Investigadores de la Universidad de Bonn determinaron que una dieta intensiva basada exclusivamente en avena consumida durante dos días puede reducir significativamente el colesterol LDL en individuos con síndrome metabólico. El estudio, liderado por Marie-Christine Simon, evaluó el impacto de esta intervención dietética en sujetos con factores de riesgo asociados a la diabetes, como hipertensión y trastornos lipídicos.
Los participantes en el grupo de intervención consumieron 300 gramos de avena cocida en agua tres veces al día durante 48 horas, ingiriendo aproximadamente la mitad de sus calorías habituales. Un grupo de control siguió una dieta hipocalórica sin avena, y si bien ambos grupos mostraron mejoras, el efecto fue notablemente superior en el grupo de avena.
El hallazgo más significativo fue una caída del 10% en el colesterol LDL, considerado perjudicial porque contribuye a la formación de placas en las paredes de los vasos sanguíneos. Además, los sujetos perdieron un promedio de dos kilogramos y experimentaron una ligera disminución en la presión arterial, según reportó Simon, profesora adjunta del Instituto de Nutrición y Ciencia de los Alimentos.
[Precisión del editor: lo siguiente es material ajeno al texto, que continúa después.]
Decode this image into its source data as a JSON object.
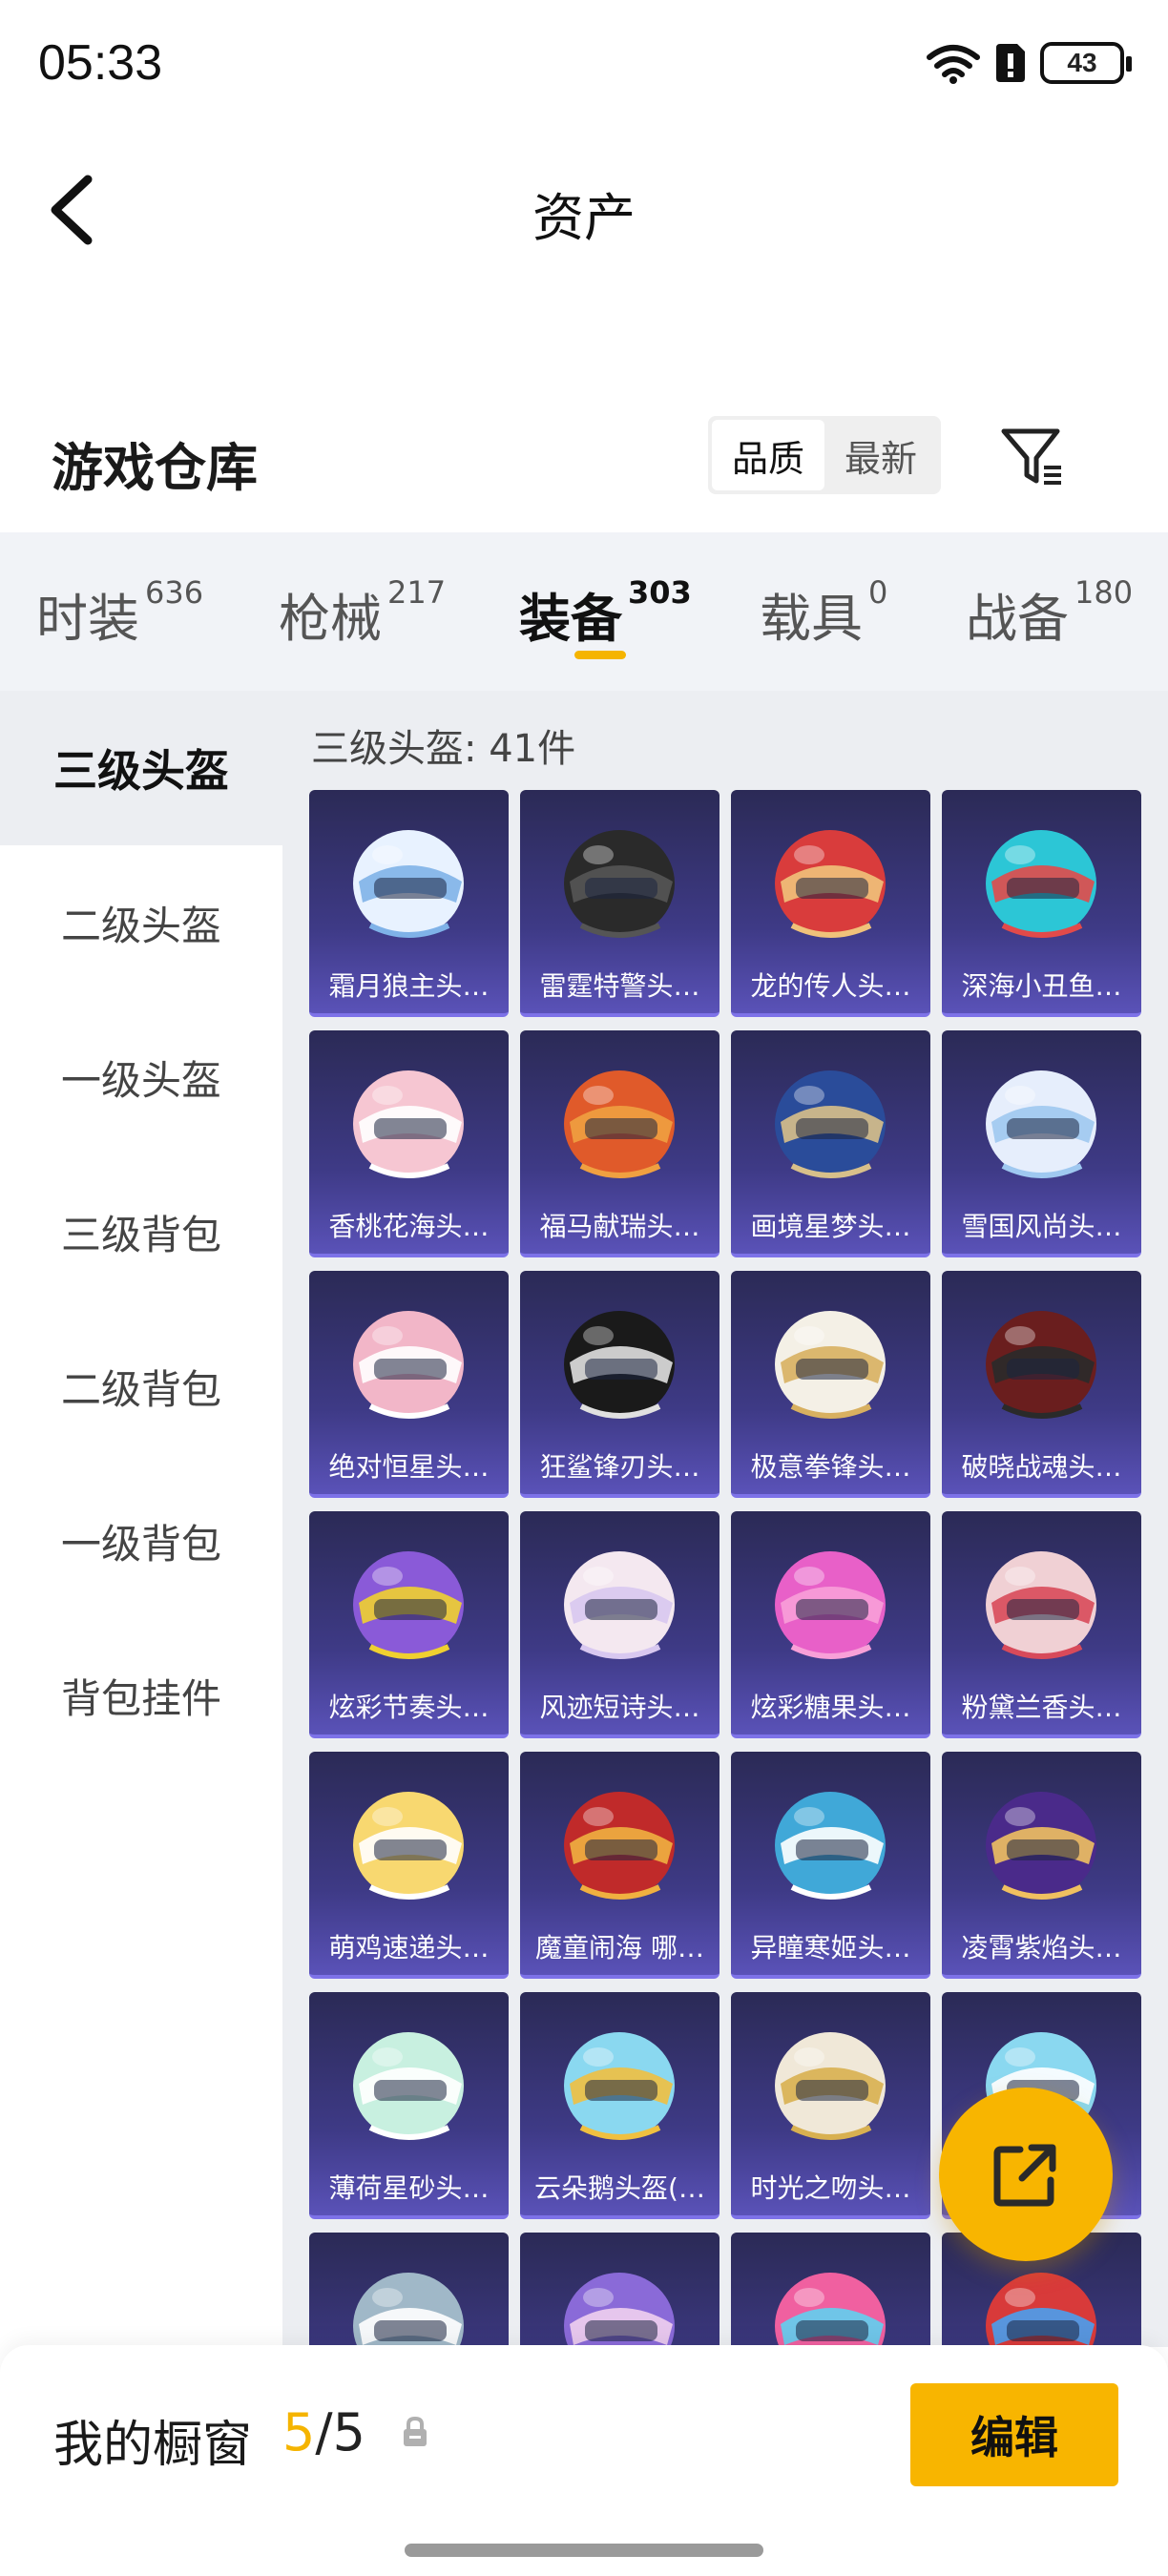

La clave del beneficio reside en la microbiota intestinal, explicó Linda Klümpen, autora principal del ensayo. El consumo de avena incrementó ciertas bacterias intestinales que descomponen el cereal, produciendo compuestos fenólicos como el ácido ferúlico, que estudios previos en animales vinculan con un metabolismo lipídico positivo.
Simultáneamente, estos microbios consumieron el aminoácido histidina, el cual el cuerpo humano convertiría en una molécula sospechosa de promover la resistencia a la insulina, un precursor de la diabetes mellitus. Este mecanismo dual subraya la importancia del microbioma en la modulación metabólica.
Los efectos positivos de la dieta intensiva de dos días se mantuvieron observables hasta seis semanas después de la intervención. Los investigadores contrastaron esto con un ensayo previo de seis semanas con una dosis moderada de avena (80 gramos diarios) sin restricción calórica, el cual arrojó efectos menores.
Simon sugiere que repetir periódicamente esta dieta intensiva de avena podría ser una estrategia bien tolerada para mantener niveles saludables de colesterol y prevenir la diabetes a largo plazo. El estudio utilizó ensayos controlados aleatorizados (RCTs) para asegurar la validez de los resultados, aunque el cegamiento de los participantes sobre su dieta fue imposible.
La financiación del ensayo provino de varias entidades alemanas, incluyendo el Ministerio Federal de Educación e Investigación (BMBF) y la Asociación Alemana de Diabetes (DDG). Los análisis de sangre y heces fueron evaluados de forma ciega para evitar sesgos en la medición de metabolitos y la identificación bacteriana mediante ARN 16S.